When an engine shows its thinking on a commercial query, it is publishing its decision process. A trace for "best project management tool for a remote agency" might reveal steps like: identify agency-specific requirements → check client-access features → compare pricing at 20 seats → verify integration with common agency stacks. Every step is an intermediate query, and each one is a retrieval opportunity. Content mapped to those intermediate questions — a pricing-at-scale page, an integrations matrix, a client-portal explainer — enters the reasoning chain where a generic "why choose us" page cannot.

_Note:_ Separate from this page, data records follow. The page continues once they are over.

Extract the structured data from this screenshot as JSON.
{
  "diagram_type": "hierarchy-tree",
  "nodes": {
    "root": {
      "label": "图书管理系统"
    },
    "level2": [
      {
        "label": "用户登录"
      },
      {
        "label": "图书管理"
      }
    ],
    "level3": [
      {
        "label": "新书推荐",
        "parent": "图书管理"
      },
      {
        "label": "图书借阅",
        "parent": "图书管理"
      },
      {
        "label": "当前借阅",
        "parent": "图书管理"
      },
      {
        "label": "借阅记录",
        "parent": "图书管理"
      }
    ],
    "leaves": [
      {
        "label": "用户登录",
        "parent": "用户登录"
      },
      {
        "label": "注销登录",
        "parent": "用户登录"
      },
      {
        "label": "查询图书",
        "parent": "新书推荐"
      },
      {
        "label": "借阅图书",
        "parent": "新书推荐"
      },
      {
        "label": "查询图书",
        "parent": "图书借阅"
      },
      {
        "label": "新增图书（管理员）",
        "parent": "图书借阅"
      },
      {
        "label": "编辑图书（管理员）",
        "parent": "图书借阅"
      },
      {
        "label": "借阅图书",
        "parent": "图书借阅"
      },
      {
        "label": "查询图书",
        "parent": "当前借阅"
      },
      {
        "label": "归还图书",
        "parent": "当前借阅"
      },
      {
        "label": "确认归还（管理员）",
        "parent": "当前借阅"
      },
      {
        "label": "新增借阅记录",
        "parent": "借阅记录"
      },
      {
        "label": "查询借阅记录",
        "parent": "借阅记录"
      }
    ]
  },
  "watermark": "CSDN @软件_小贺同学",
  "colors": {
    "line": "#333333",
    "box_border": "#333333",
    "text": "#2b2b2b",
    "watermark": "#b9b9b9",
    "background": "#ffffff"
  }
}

This is the observable layer of query fan-out: fan-out happens in the search calls, chain-of-thought shows the logic driving them. Reading traces across your category's key prompts is one of the cheapest research methods in GEO — it converts the engine's own reasoning into a content backlog, a practice covered in the GEO optimization guide.

Caveats worth knowing

Displayed traces are often summaries, not the raw chain, and research has shown stated reasoning does not always match the computation underneath. Treat traces as directional evidence about criteria and sub-questions — strong enough to prioritize content, too weak to reverse-engineer a ranking formula.

Frequently asked questions

Who introduced chain-of-thought prompting?
Jason Wei and colleagues at Google formalized it in the 2022 paper 'Chain-of-Thought Prompting Elicits Reasoning in Large Language Models', showing that prompting models to reason step-by-step dramatically improved math and logic accuracy in sufficiently large models.
How does chain-of-thought help GEO practitioners?
Visible reasoning traces show how engines decompose buyer questions: which criteria they weigh, which comparisons they run, which sub-questions they search. Each step is a content target — pages answering those intermediate questions get pulled into the reasoning process.